Wild Leaf Salad – Gỏi Lá
This is one of the most distinctive salad meals in Việtnam. You have to try this dish if you get the chance. The forests and meadows of the highlands have an endless variety of leaves and colours. Highlands such as Kon Tum, Gia Lai, and Đà Lạt are great places to try this “unique” dish. There are between 40 and 60 distinct varieties of leaves in a tray of wild leaf salad. Brocade leaves, red pronged branches, bear bile, bamboo leaves, five houseplants, fig leaves, guava leaves, mango leaves, cloves, crab claws, perilla leaves, apricot leaves, fish mint, sweet basil, and bitter greens including plant shoots and buds are among the choices in gỏi lá.
Thinly sliced boiled belly, steamed prawns, ground dry shrimps, and thinly sliced boiled pork skin with grounded galangal and spices are served alongside the wild leaf salad. The key to the success of the gỏi lá is a special porridge-like dipping sauce made from fermented glutinous rice, dried shrimps, bacon, Vietnamese satay sauce, and spices.

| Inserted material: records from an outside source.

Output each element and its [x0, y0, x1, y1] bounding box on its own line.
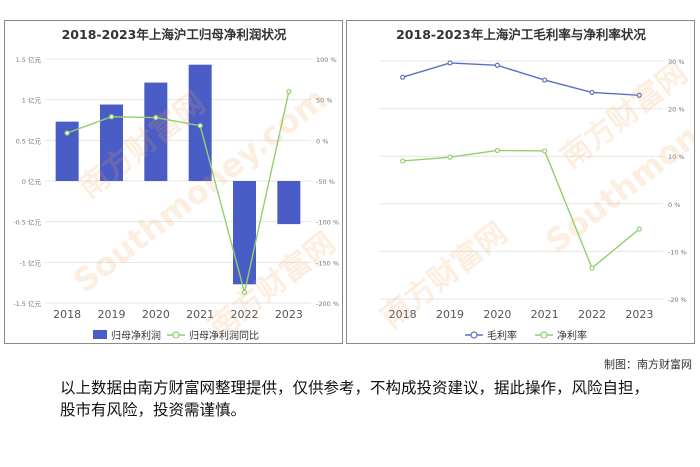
y-right-tick-label: -150 %: [316, 259, 339, 267]
x-tick-label: 2023: [275, 308, 303, 321]
margin-chart-panel: 2018-2023年上海沪工毛利率与净利率状况 30 % 20 % 10 % 0 % -1…: [346, 20, 695, 344]
point-net-margin: [589, 265, 595, 271]
bar-profit: [100, 104, 123, 181]
profit-chart: 2018-2023年上海沪工归母净利润状况 1.5 亿元 1 亿元 0.5 亿元 0 亿…: [13, 27, 339, 342]
x-tick-label: 2019: [436, 308, 464, 321]
y-right-tick-label: -200 %: [316, 300, 339, 308]
legend-marker: [470, 331, 478, 339]
x-tick-label: 2021: [186, 308, 214, 321]
x-tick-label: 2018: [389, 308, 417, 321]
legend-label: 归母净利润: [111, 329, 161, 342]
legend-label: 净利率: [557, 329, 587, 342]
point-net-margin: [542, 148, 548, 154]
point-net-margin: [447, 154, 453, 160]
legend-label: 归母净利润同比: [189, 329, 259, 342]
y-left-tick-label: -1 亿元: [19, 258, 41, 267]
line-gross-margin: [402, 62, 640, 96]
point-net-margin: [636, 226, 642, 232]
point-gross-margin: [494, 62, 500, 68]
y-left-tick-label: 0 亿元: [22, 177, 42, 186]
point-gross-margin: [636, 92, 642, 98]
x-tick-label: 2020: [483, 308, 511, 321]
chart-credit: 制图：南方财富网: [604, 358, 692, 371]
y-right-tick-label: 100 %: [316, 56, 337, 64]
bar-profit: [55, 121, 79, 181]
point-gross-margin: [542, 77, 548, 83]
point-yoy: [153, 114, 159, 121]
y-right-tick-label: 50 %: [316, 97, 333, 105]
line-yoy: [66, 91, 290, 293]
line-net-margin: [402, 149, 640, 270]
disclaimer-text: 以上数据由南方财富网整理提供，仅供参考，不构成投资建议，据此操作，风险自担，股市…: [60, 379, 650, 419]
point-gross-margin: [447, 60, 453, 66]
x-tick-label: 2022: [231, 308, 259, 321]
y-tick-label: 10 %: [668, 153, 685, 161]
point-gross-margin: [589, 89, 595, 96]
chart-title: 2018-2023年上海沪工毛利率与净利率状况: [396, 27, 646, 42]
point-gross-margin: [400, 74, 406, 80]
x-tick-label: 2019: [98, 308, 126, 321]
point-yoy: [197, 123, 203, 129]
legend-marker: [540, 331, 548, 339]
x-tick-label: 2018: [53, 308, 81, 321]
chart-title: 2018-2023年上海沪工归母净利润状况: [62, 27, 287, 42]
y-left-tick-label: 0.5 亿元: [16, 136, 42, 145]
legend-marker: [172, 331, 180, 339]
bar-profit: [144, 82, 168, 181]
profit-chart-panel: 2018-2023年上海沪工归母净利润状况 1.5 亿元 1 亿元 0.5 亿元 0 亿…: [4, 20, 343, 344]
point-yoy: [64, 130, 70, 136]
y-right-tick-label: -50 %: [316, 178, 335, 186]
x-tick-label: 2020: [142, 308, 170, 321]
y-tick-label: 30 %: [668, 58, 685, 66]
bar-profit: [188, 64, 212, 181]
legend-label: 毛利率: [487, 329, 517, 342]
y-tick-label: -10 %: [668, 248, 687, 256]
legend-swatch-bar: [93, 330, 107, 339]
y-left-tick-label: -1.5 亿元: [13, 299, 41, 308]
x-tick-label: 2022: [578, 308, 606, 321]
point-yoy: [241, 289, 248, 296]
y-tick-label: -20 %: [668, 296, 687, 304]
y-right-tick-label: -100 %: [316, 219, 339, 227]
y-right-tick-label: 0 %: [316, 137, 328, 145]
bar-profit: [277, 181, 301, 225]
point-yoy: [108, 114, 115, 120]
y-left-tick-label: -0.5 亿元: [13, 218, 41, 227]
y-tick-label: 20 %: [668, 106, 685, 114]
margin-chart: 2018-2023年上海沪工毛利率与净利率状况 30 % 20 % 10 % 0 % -1…: [379, 27, 687, 342]
point-yoy: [286, 88, 292, 95]
y-tick-label: 0 %: [668, 201, 680, 209]
point-net-margin: [494, 147, 500, 154]
y-left-tick-label: 1.5 亿元: [16, 55, 42, 64]
x-tick-label: 2023: [625, 308, 653, 321]
bar-profit: [233, 181, 256, 285]
y-left-tick-label: 1 亿元: [22, 96, 42, 105]
point-net-margin: [400, 158, 406, 164]
x-tick-label: 2021: [531, 308, 559, 321]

Gỏi lá can also be enjoyed in a variety of ways that are not repetitive. To begin, roll an apricot leaf into a small funnel and fill it with around 5-7 different sorts of leaves. Place a slice of boiled meat, pig skin, shrimp, and a dipping sauce on top, along with a little green chilli. Then immediately treat yourself to get the best outcome. The taste and flavour of each roll are explosive and thrilling, with a distinct flavour experience and well-defined characteristics.
In the following roll, you can use different leaves in a different tray, and the ideal way to taste the flavour combination of different leaves is to roll no more than 10 leaves at a time, just enough to grip and be good as bite-size pieces.
The Colour, texture, and flavour of the leaf salads range from nutty, sweet, spicy, minty and tender to bitter, sharp, peppery, pungent, and earthy. It’s a one-of-a-kind flavour combination that no one has ever experienced before.